Влезли под брезент — делать-то больше нечего, — подремали, отягощенные пищей, помолчали в полудреме. Принялись курить.

— Сижу вчера один, на корме, закидушку держу. Тихо — перед сумерками, что ли, или перед дождем так бывает. Выстрелы и те как хлопушки бумажные, и мелкая мошкара тоненько зудит. Вижу — из-за кундрака, совсем недалеко, два лебедя выплывают. Неслышно так, даже вода позади не рябит. Как по стеклу скользят. И розоватые — не то такие и есть, не то от заката. Дышать перестал, чтобы не испугать их. Да они, видно, и не пуганые. Проплыли силуэтами, исчезли. А может, это в воображении у меня было?.. Вот бы кого не смог никогда убить.

— Мне пришлось раз…

— Неужели?

— В тумане. Принял за гуся. Сварили с дружком — мясо старое, жесткое, вкуса какого-то голубиного. Пух, правда, отличный.

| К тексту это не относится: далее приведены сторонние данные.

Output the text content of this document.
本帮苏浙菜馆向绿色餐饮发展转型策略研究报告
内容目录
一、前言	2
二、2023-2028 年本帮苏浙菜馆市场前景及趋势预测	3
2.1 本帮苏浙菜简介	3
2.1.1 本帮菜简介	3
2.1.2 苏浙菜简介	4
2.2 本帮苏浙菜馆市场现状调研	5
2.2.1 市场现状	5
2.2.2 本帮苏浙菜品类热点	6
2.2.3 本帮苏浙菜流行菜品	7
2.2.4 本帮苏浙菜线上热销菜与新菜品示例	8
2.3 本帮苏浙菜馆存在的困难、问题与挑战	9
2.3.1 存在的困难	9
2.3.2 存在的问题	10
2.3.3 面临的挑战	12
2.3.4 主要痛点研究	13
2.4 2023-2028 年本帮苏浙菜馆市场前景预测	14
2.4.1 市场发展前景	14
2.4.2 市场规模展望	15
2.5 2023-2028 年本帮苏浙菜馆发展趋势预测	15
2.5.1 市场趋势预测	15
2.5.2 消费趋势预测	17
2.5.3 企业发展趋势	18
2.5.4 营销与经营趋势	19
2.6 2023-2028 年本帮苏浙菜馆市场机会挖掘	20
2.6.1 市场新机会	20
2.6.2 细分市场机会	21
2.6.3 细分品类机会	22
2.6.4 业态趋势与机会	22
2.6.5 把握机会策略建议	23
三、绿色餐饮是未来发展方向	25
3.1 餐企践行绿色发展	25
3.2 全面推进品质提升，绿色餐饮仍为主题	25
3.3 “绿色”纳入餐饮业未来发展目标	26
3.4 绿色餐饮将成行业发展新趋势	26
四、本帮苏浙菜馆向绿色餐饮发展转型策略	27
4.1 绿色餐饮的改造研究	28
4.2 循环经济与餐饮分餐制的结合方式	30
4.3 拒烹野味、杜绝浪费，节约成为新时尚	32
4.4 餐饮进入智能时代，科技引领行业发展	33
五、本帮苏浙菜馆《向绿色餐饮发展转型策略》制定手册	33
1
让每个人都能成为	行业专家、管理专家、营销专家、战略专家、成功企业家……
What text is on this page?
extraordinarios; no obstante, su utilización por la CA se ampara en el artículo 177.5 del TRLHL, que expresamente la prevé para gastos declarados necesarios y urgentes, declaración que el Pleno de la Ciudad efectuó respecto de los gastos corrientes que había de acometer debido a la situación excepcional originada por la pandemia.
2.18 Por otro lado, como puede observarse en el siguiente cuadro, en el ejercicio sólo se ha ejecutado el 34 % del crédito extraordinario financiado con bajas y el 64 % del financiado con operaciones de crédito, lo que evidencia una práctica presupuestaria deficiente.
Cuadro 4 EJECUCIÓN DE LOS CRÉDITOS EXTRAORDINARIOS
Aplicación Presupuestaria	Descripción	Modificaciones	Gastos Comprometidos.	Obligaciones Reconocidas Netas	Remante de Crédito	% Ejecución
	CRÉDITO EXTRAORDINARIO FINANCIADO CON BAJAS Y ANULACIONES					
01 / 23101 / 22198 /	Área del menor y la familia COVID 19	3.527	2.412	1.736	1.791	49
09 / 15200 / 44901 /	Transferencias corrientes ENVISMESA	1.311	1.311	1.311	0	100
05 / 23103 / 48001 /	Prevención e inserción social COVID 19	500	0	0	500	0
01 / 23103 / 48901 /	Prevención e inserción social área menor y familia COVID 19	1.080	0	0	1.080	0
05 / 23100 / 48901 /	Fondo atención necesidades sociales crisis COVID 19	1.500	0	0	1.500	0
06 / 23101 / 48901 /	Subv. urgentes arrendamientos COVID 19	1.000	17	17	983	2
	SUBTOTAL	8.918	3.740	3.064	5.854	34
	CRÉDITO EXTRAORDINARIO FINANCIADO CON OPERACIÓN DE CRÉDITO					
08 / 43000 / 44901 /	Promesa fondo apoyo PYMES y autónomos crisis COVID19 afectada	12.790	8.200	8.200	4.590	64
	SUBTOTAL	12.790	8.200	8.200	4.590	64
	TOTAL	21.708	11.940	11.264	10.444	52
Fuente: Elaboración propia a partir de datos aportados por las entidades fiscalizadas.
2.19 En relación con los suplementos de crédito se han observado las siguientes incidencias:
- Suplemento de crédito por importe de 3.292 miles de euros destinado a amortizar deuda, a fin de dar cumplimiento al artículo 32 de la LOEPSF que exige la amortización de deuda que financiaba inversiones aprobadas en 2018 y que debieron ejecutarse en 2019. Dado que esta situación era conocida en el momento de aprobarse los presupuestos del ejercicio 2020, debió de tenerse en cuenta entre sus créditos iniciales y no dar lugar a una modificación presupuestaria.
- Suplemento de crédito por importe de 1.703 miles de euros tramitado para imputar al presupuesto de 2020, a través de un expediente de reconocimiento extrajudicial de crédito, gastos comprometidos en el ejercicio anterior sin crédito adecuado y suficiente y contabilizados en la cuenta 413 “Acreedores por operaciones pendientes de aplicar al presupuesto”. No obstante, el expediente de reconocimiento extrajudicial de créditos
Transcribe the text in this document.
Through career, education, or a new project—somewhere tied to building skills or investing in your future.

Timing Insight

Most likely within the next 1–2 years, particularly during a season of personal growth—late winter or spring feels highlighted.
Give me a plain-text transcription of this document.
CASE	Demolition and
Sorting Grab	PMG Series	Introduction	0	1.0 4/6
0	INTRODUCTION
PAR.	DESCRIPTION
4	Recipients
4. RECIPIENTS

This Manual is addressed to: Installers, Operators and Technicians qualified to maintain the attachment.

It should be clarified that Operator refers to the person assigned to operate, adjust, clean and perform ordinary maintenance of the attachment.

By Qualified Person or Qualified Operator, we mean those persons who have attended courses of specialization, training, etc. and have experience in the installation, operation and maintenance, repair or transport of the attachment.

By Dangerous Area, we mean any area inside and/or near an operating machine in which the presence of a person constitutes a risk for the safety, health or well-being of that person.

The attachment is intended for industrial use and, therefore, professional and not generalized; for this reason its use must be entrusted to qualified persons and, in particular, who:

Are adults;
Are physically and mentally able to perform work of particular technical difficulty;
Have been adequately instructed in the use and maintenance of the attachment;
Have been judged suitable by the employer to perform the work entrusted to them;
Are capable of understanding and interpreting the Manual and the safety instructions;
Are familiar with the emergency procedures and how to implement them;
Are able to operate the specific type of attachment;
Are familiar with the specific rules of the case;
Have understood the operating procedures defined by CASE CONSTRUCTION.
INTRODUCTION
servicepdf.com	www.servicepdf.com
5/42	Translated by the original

— В рот бы не взял. От этого душевно больным можно сделаться.

— Голодные были.

— Какая-то вечная, даже святая красота.

— Думал об этом. Красота — да. Но прав у нее на жизнь ничуть не больше, чем у мотылька, а тем более у кашкалдака. Другое дело — не дать выбить, сохранить. Говорят, и медведя на Сахалине запретили истреблять — надо же оставить для экзотики. А в нем мало чего лебединого.

— Ну, сравнил.

— Не вижу большой разницы. Природа всех одинаково любит. Не бить — так никого не бить.

— А жить как?

— Вот-вот. Ты голову курице отрубишь?

— Зачем?

— В этом вся суть: кушать — пожалуйста, а рубить должен другой. Значит, признаешь разделение на убивающих и потребляющих. Магазинная курица — не больше как любой товар, колбаса почти не мясо.

— Далеко что-то забрался.

— Ничуть. Все рядом лежит. Если я окультурился, не могу отрубить курице голову, то до каких пор тот, другой, согласится рубить для меня? Он что — человек в полцены?

— Ну, каждому свое.

— Понятно: лебедя оставим, медведя уничтожим. Весь мир из лебедей.

— Я этого не говорю.

— Так получается. А по мне, если хотя бы в воображении не можешь заколоть быка, отрубить курице голову, — не ешь мясо. Не имеешь морального права.

— Потому ты убиваешь?

— Может быть. Но ведь и ты приехал убивать. Правда, ружье — не топор. Им легче. Даже красиво. Даже возвышенно.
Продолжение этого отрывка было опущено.